Calling your debut ‘High Expectations’ is, let’s just say, a risky move. With platinum-selling singles, a sold-out night at Brixton Academy and a raft of other chart-stopping pop bangers to her name, for those that know Mabel, expectation surely is high.
But Mabel has rarely been one to shy away from making a statement. ‘Ivy To Roses’, a project she’s been building on over time, tackled the minefield that is dating with a candour that actually resonated with those it was aimed at. It helps that it was all coupled with grade-A hooks, but from ‘Low Key’ to ‘Finders Keepers’, this was the modern dating landscape many are experiencing. ‘High Expectations’ is much of the same, even if some of it doesn’t land quite as well as it could.

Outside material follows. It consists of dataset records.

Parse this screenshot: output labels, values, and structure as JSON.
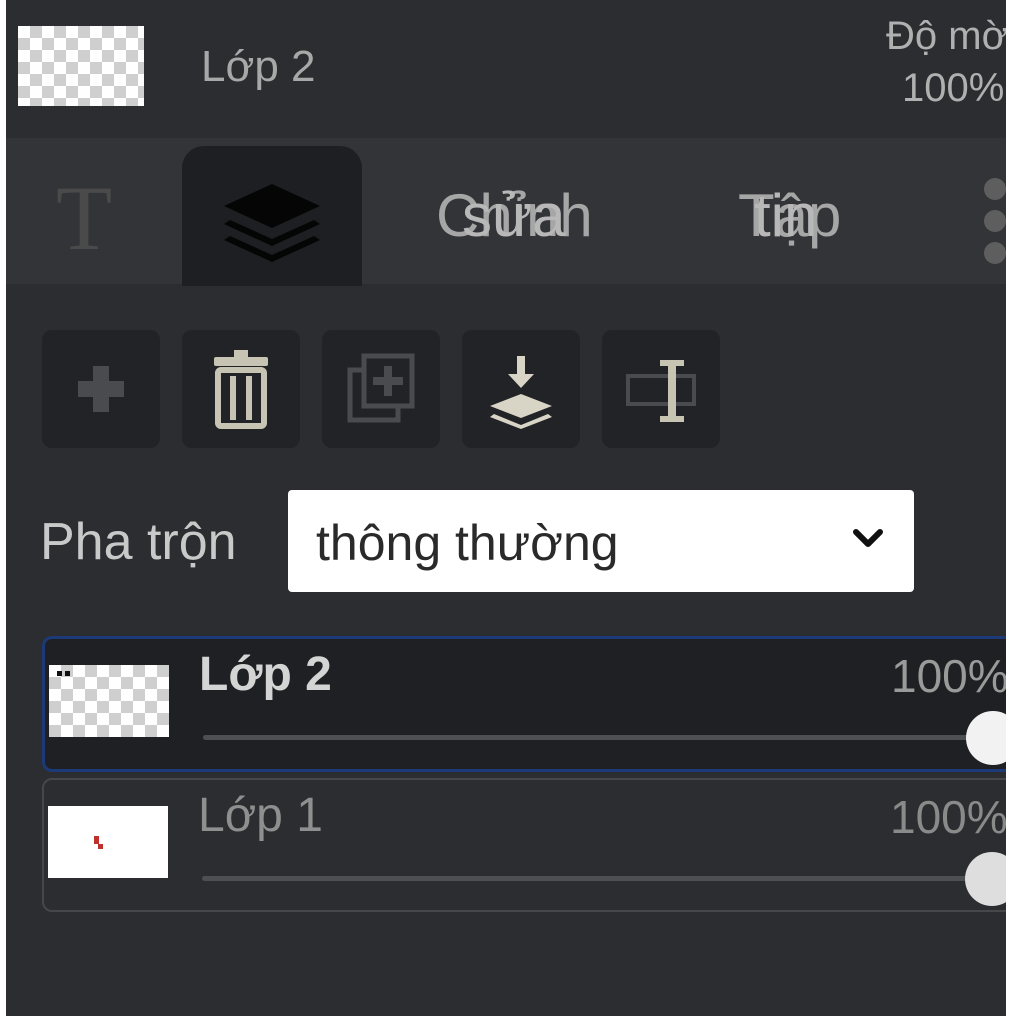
{
  "header": {
    "layer_name": "Lớp 2",
    "opacity_label": "Độ mờ",
    "opacity_value": "100%"
  },
  "tabs": {
    "text_tool_glyph": "T",
    "layers_icon": "layers-icon",
    "edit_line1": "Chỉnh",
    "edit_line2": "sửa",
    "file_line1": "Tập",
    "file_line2": "tin",
    "more_icon": "more-vertical-icon"
  },
  "toolbar": {
    "icons": [
      "plus-icon",
      "trash-icon",
      "duplicate-icon",
      "merge-down-icon",
      "rename-icon"
    ]
  },
  "blend": {
    "label": "Pha trộn",
    "selected": "thông thường"
  },
  "layers": [
    {
      "name": "Lớp 2",
      "opacity": "100%",
      "opacity_fraction": 1.0,
      "selected": true
    },
    {
      "name": "Lớp 1",
      "opacity": "100%",
      "opacity_fraction": 1.0,
      "selected": false
    }
  ],
  "colors": {
    "panel_bg": "#2b2d30",
    "selected_border": "#1c3a78",
    "icon_color": "#c8c4b4"
  }
}
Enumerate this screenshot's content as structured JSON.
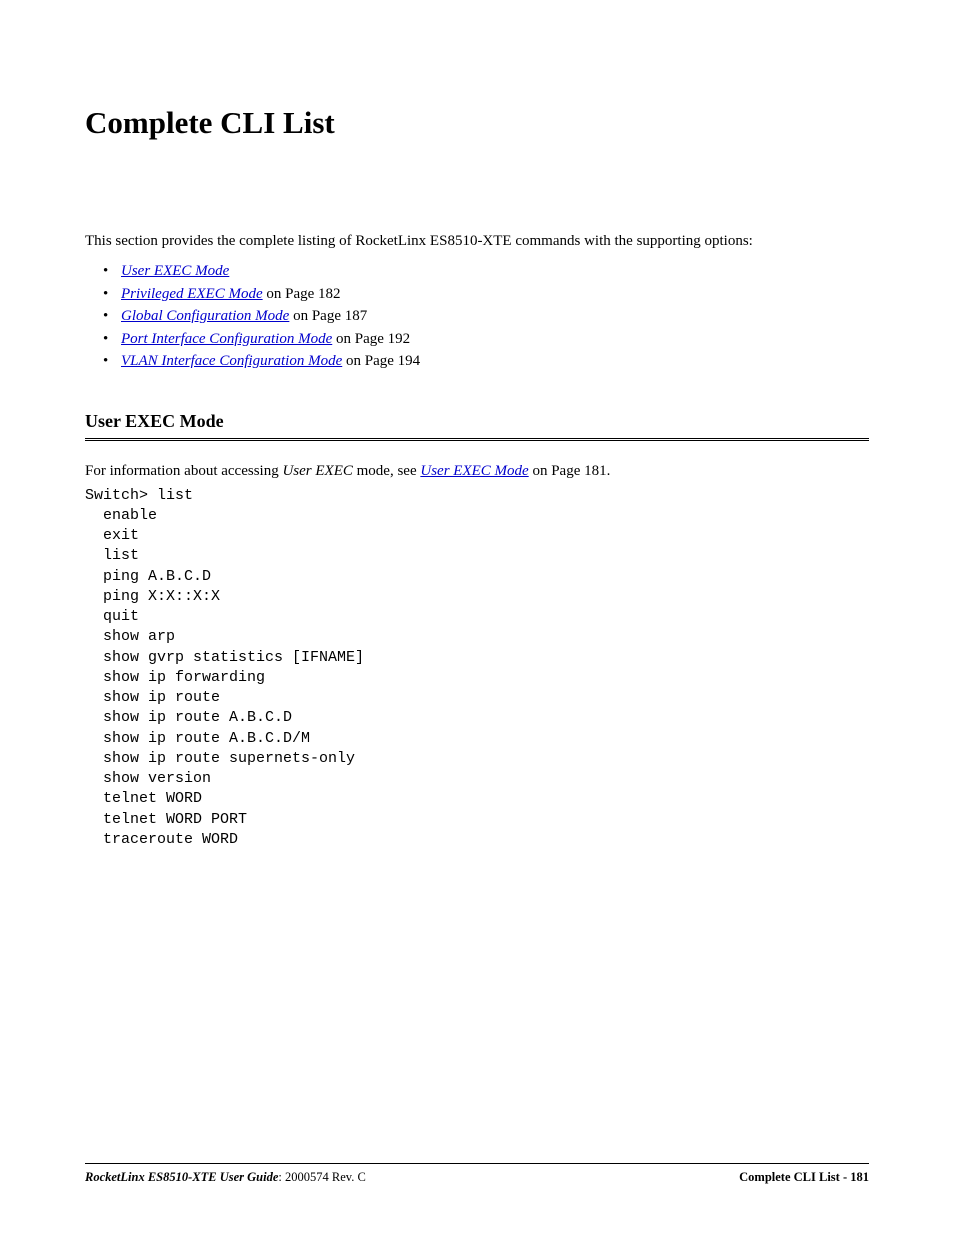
{
  "page": {
    "title": "Complete CLI List",
    "intro": "This section provides the complete listing of RocketLinx ES8510-XTE commands with the supporting options:"
  },
  "toc": [
    {
      "link": "User EXEC Mode",
      "suffix": ""
    },
    {
      "link": "Privileged EXEC Mode",
      "suffix": " on Page 182"
    },
    {
      "link": "Global Configuration Mode",
      "suffix": " on Page 187"
    },
    {
      "link": "Port Interface Configuration Mode",
      "suffix": " on Page 192"
    },
    {
      "link": "VLAN Interface Configuration Mode",
      "suffix": " on Page 194"
    }
  ],
  "section": {
    "heading": "User EXEC Mode",
    "intro_prefix": "For information about accessing ",
    "intro_italic": "User EXEC",
    "intro_mid": " mode, see ",
    "intro_link": "User EXEC Mode",
    "intro_suffix": " on Page 181."
  },
  "code": "Switch> list\n  enable\n  exit\n  list\n  ping A.B.C.D\n  ping X:X::X:X\n  quit\n  show arp\n  show gvrp statistics [IFNAME]\n  show ip forwarding\n  show ip route\n  show ip route A.B.C.D\n  show ip route A.B.C.D/M\n  show ip route supernets-only\n  show version\n  telnet WORD\n  telnet WORD PORT\n  traceroute WORD",
  "footer": {
    "doc_title": "RocketLinx ES8510-XTE User Guide",
    "doc_rev": ": 2000574 Rev. C",
    "right": "Complete CLI List - 181"
  }
}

The opening salvo of ‘Bad Behaviour’, ‘Don’t Call Me Up’ and ‘FML’ is such a solid pop sugar rush that you’re almost lulled into thinking the rest of the album can keep up this quality. Sure, ‘Don’t Call Me Up’ takes more than a little inspiration from Dua Lipa’s ‘New Rules’, but it’s so brilliantly crafted that it almost doesn’t matter. A perfect pop gem if ever there was one.
After such a dizzying start, the album’s middle hits a serious lull, and it hits all the more harder because of that strong opening. Identikit tunes rear their head to spoil the party. It’s only pepped up by the excellent single ‘Mad Love’, which has one of those seriously catchy pre-choruses that is guaranteed to set any pre-drinks aflame.
By the time it reaches the latter stages, though, things are back on track. ‘OK (Anxiety Anthem)’, a frank song about realising your limitations when it comes to mental health and accepting that sometimes you might not feel OK all the time, steers away from becoming a maudlin ballad thanks to MNEK’s great production.
While ‘High Expectations’ doesn’t quite live up to its title, falling foul to a saggy middle run of tracks that sound more like B-sides, it shows Mabel still has an ear for an incredible hook.
There’s no faux-earnestness here. Whether Mabel is singing about messy break ups, mental health or empowering herself to move on, ‘High Expectations’ is effortlessly cool.